A Very Strange Trophy, Unexpected
It’s been a month since Rick and I walked the second Five Mile MS Walk this Spring. Within six weeks, we succeeded in walking nearly ten miles, and were very proud to complete the second walk successfully, even though we were the last to cross the start/finish line.
But a few days after the walk, I noticed that both my large toes had bruises under the nails … pink and purple blotches that seemed to grow a bit day by day. I’d had a habit of getting up in the middle of the night to go into the bathroom, and sometimes stubbing my toes in the dark, so didn’t think much of it But by the end of the week, my right toe nail was nearly fully covered by a black bruise, and the left was a deep purple and red. Neither toe, though, had any discomfort, nor any swelling. I continued to believe that this was just bruising and would clear up in a few more days.
By the second weekend after the walk, my toes looked exactly as they had the week prior … black toe nail on the right, and red with purple on the left. Rick and I talked about what to do, and whether to call a doctor, and which doctor would be the best to call … our family doctor, or Rick’s podiatrist, or my dermatologist.
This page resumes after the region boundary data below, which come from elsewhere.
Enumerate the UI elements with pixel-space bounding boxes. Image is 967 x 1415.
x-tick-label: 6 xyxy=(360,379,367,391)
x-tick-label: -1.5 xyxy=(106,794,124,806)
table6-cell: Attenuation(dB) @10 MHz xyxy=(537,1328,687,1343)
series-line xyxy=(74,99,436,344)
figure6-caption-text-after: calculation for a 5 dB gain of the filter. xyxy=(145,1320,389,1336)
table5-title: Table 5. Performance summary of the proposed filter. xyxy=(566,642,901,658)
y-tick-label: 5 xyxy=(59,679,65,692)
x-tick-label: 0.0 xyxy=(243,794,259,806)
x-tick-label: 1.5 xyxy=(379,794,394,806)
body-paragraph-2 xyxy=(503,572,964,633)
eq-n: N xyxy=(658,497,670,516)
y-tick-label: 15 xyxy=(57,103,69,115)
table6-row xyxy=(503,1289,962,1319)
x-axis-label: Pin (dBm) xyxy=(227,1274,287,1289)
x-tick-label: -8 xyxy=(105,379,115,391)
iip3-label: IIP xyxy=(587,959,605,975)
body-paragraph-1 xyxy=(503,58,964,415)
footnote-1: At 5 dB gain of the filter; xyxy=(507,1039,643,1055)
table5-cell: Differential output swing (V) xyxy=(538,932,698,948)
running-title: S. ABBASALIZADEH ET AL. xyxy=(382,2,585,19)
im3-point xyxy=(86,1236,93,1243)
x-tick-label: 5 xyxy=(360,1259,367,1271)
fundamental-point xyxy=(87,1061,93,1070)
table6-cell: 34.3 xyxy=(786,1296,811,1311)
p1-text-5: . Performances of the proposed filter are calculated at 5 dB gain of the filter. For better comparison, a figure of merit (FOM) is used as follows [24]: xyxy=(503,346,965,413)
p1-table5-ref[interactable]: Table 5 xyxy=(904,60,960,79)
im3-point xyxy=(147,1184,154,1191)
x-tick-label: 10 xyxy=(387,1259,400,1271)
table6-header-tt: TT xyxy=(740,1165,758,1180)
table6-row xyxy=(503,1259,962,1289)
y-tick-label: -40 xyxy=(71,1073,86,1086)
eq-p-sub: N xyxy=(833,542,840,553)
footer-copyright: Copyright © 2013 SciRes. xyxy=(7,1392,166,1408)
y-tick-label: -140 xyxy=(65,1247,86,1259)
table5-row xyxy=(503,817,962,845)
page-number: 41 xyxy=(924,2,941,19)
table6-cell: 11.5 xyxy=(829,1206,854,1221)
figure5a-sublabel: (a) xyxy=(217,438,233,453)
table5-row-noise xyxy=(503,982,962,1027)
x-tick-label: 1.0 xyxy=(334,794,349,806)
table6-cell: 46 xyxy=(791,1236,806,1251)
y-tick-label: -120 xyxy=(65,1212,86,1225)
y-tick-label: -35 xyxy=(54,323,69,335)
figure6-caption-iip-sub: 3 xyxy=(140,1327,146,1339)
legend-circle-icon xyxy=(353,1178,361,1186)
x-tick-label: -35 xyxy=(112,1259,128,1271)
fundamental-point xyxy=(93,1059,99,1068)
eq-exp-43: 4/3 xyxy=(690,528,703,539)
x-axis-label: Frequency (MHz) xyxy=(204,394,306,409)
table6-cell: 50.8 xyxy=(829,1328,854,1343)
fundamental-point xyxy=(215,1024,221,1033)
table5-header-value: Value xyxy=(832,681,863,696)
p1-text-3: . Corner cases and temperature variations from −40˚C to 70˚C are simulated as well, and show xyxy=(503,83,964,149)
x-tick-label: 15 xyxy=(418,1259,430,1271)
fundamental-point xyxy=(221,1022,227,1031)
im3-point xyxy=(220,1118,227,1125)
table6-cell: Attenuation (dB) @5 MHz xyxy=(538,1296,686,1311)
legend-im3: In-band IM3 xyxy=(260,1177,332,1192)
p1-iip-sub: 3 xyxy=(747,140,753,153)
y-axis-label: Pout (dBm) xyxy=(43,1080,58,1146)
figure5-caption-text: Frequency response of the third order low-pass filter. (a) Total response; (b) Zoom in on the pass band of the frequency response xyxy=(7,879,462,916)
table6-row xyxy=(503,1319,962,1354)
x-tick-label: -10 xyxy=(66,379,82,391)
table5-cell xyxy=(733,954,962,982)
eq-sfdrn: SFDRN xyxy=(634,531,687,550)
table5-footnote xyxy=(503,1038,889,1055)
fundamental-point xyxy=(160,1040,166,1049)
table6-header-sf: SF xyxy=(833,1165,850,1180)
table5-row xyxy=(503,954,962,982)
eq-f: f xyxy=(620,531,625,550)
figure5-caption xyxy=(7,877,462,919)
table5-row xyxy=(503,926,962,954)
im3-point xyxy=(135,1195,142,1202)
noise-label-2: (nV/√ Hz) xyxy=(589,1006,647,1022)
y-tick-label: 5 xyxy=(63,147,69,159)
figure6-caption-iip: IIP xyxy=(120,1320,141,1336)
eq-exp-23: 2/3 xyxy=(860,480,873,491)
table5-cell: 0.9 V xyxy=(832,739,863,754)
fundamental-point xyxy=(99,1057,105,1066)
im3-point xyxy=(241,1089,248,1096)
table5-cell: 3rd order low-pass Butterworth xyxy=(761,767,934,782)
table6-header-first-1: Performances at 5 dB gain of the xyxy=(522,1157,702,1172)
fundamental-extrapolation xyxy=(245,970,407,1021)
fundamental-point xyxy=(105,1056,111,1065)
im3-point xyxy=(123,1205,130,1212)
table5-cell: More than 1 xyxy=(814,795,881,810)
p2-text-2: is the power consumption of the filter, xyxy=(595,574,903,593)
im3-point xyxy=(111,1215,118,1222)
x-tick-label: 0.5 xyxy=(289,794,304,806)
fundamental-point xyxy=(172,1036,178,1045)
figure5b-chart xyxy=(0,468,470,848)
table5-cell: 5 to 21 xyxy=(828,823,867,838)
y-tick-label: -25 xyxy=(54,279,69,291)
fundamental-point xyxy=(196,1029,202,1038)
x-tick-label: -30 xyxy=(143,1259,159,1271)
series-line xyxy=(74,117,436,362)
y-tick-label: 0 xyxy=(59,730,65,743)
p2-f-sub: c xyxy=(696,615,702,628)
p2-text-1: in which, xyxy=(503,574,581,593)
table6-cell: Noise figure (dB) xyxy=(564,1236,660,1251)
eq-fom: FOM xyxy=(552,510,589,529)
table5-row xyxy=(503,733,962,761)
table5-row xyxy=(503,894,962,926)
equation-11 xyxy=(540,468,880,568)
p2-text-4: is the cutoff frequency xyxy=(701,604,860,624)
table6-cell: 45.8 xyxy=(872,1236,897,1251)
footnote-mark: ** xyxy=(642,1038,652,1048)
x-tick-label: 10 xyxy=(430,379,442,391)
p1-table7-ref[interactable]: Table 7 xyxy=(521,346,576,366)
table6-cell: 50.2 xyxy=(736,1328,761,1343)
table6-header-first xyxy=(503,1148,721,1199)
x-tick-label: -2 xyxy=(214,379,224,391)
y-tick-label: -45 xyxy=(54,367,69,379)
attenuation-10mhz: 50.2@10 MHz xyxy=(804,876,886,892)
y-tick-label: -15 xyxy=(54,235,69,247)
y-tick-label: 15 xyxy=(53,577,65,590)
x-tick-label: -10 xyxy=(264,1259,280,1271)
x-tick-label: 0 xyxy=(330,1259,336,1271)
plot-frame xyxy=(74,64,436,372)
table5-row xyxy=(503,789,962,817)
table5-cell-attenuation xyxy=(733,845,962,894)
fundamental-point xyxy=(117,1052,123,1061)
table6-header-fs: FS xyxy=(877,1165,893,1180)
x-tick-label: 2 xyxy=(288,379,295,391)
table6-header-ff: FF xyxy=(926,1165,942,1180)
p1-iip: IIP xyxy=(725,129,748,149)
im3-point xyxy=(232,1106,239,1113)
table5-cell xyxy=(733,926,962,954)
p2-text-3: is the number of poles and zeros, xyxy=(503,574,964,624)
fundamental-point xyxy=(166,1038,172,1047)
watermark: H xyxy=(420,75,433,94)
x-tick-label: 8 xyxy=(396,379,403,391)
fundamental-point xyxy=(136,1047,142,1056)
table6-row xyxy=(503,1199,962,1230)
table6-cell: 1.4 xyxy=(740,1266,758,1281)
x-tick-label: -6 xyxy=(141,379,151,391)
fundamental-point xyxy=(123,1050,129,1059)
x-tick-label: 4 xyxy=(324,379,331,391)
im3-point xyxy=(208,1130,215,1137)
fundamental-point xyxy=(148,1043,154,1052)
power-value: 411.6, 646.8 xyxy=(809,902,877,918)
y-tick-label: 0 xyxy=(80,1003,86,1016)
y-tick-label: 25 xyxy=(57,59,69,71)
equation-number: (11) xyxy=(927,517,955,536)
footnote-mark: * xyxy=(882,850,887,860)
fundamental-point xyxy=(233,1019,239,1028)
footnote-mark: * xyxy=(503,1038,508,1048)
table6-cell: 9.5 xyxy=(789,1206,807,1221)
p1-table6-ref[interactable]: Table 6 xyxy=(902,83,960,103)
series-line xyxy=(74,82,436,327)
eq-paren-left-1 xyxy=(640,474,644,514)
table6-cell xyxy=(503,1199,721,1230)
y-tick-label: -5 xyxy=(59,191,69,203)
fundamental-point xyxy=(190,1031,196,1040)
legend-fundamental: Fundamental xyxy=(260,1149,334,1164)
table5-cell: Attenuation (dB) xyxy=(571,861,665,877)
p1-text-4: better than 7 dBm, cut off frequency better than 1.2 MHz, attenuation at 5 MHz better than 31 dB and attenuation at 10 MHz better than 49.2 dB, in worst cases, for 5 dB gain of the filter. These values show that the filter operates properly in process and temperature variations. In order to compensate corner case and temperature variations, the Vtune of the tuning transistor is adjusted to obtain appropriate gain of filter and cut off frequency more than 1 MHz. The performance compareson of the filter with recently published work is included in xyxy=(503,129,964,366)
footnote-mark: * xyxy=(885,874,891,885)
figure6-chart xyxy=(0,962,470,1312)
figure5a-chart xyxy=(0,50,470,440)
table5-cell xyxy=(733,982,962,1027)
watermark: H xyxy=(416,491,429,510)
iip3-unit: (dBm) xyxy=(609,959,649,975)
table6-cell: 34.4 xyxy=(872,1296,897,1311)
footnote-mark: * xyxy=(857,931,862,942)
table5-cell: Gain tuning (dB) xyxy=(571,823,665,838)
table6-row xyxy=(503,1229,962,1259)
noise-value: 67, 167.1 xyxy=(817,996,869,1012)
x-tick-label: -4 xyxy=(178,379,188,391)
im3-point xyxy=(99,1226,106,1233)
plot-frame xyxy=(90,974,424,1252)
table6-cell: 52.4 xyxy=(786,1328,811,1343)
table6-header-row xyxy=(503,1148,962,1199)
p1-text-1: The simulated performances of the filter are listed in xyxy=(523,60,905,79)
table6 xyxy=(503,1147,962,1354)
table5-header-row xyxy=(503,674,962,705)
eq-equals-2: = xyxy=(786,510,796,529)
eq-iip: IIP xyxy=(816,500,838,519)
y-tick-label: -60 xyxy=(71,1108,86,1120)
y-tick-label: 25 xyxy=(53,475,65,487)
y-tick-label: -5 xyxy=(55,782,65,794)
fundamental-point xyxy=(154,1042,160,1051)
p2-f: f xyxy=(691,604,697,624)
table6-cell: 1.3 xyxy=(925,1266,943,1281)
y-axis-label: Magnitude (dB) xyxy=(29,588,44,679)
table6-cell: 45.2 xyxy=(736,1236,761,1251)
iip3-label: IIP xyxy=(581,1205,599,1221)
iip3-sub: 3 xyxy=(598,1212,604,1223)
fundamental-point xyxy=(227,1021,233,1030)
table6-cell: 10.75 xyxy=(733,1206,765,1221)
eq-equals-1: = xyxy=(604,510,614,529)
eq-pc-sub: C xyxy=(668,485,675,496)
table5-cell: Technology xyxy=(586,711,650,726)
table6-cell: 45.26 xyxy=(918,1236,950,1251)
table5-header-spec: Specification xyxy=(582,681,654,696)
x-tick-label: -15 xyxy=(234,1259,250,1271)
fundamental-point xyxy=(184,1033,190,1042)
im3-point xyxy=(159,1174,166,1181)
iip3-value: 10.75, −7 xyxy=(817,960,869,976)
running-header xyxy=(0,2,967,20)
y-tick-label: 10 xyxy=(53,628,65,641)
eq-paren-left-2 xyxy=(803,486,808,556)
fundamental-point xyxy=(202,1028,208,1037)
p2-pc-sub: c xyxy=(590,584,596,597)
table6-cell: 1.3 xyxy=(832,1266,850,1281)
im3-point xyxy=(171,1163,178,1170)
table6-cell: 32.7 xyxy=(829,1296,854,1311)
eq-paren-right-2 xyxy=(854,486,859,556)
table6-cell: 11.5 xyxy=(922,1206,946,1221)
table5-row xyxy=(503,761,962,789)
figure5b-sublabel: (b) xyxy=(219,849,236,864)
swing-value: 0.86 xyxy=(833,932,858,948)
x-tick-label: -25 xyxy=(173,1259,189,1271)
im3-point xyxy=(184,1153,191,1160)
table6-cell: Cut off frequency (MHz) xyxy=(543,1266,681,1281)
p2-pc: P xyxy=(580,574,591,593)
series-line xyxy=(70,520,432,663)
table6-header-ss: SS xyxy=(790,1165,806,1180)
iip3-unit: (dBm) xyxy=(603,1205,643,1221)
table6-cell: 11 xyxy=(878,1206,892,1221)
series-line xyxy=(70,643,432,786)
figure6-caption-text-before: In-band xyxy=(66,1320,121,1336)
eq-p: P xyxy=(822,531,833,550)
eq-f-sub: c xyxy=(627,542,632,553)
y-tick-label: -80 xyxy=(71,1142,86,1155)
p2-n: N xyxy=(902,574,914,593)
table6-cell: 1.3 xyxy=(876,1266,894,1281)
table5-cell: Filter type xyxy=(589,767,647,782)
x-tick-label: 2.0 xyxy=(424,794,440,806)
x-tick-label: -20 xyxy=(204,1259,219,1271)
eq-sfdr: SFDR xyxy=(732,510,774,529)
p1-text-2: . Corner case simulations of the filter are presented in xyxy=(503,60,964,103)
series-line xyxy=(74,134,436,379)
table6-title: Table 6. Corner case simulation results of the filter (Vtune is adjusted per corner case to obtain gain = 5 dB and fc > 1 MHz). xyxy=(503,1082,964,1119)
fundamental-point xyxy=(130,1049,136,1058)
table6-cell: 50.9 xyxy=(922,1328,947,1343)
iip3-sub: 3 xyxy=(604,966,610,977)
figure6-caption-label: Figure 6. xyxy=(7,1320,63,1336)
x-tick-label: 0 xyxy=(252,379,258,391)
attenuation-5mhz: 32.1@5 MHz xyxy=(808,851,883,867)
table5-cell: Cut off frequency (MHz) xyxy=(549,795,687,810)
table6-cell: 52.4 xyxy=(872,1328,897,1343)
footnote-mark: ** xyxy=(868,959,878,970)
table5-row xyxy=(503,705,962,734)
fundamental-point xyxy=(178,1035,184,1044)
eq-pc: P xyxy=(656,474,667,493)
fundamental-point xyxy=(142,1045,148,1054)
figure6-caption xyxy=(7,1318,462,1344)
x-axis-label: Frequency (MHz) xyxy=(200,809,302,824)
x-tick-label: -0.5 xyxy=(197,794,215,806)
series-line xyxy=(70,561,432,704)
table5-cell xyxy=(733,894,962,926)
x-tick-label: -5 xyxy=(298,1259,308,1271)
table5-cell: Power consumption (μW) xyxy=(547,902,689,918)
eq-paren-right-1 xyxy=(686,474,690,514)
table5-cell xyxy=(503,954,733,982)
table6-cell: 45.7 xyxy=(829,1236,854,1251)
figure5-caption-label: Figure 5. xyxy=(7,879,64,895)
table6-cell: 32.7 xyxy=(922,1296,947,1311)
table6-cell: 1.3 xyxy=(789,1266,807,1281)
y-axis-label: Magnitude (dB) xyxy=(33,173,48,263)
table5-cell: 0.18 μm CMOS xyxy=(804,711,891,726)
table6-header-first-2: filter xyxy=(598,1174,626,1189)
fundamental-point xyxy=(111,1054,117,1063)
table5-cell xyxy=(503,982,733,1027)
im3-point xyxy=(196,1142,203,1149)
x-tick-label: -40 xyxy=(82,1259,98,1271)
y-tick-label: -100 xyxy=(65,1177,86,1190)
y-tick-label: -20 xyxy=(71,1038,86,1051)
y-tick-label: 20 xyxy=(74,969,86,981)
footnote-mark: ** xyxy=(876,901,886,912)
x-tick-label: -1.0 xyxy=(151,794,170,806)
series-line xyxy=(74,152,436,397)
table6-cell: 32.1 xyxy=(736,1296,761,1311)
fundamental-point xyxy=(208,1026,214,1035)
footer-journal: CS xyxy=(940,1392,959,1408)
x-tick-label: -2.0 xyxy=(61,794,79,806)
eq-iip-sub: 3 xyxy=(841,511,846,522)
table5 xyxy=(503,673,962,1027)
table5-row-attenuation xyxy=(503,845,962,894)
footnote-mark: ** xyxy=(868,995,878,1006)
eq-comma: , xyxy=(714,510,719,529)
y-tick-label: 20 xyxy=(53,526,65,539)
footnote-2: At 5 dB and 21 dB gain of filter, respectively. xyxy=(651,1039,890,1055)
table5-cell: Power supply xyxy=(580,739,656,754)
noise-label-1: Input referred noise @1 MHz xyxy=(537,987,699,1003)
Why a dermatologist? Because melanoma is always on my mind. I see the dermatologist every three months for a reason. With two primary sites of malignant melanoma, checking frequently for more is paramount to keeping it in control.
I turned to the internet, and Googled black toe nail. I found a medical site that explained possible reasons for a nail turning black. The one that clicked with me was that runners of marathons, or runners who ran daily, were often subjected to black toe nail. It was a bruising caused by the repetitive bumping into the front of the shoe, over and over and over again, causing a major bruise, and sometimes, even a broken bone. Another reason for black toenail is a fungus, in which case there would be an odor, and a pain or itch at the toe. I had neither of those, so ruled that out. And the third that I read of was something called “acral melanoma.”
Acral lentiginous melanoma, or ALM, is the zebra in a herd of horses. In other words, it is the least likely reason for black toe nail. It happens most to people with dark skinned complexions. It most often has a narrow vertical stripe on the nail. That is unlike my toenail. So I’m pretty sure this is simply bruising.
I’ll see the dermatologist in another two weeks, which will be six weeks after the five mile walk. The advisors on the melanoma research foundation’s bulletin board suggest that a black toe nail caused by bruising by running or walking a distance would take about six weeks to begin to show clear nail near the nail bed. So when I see the dermatologist in a few weeks, we should be able to see some clearing. If so, maybe we can avoid having to have the nail removed to check for melanoma via a biopsy.
Those who followed Rastafarian musician Bob Marley know that he died of ALM. His religion did not allow cutting into the body, and so he refused to allow his toe removal when ALM progressed. If the dermatologist says there is a chance that this is melanoma and he needs to remove the nail for a biopsy beneath it, I have no reservations about pursuing that treatment, and any following surgeries.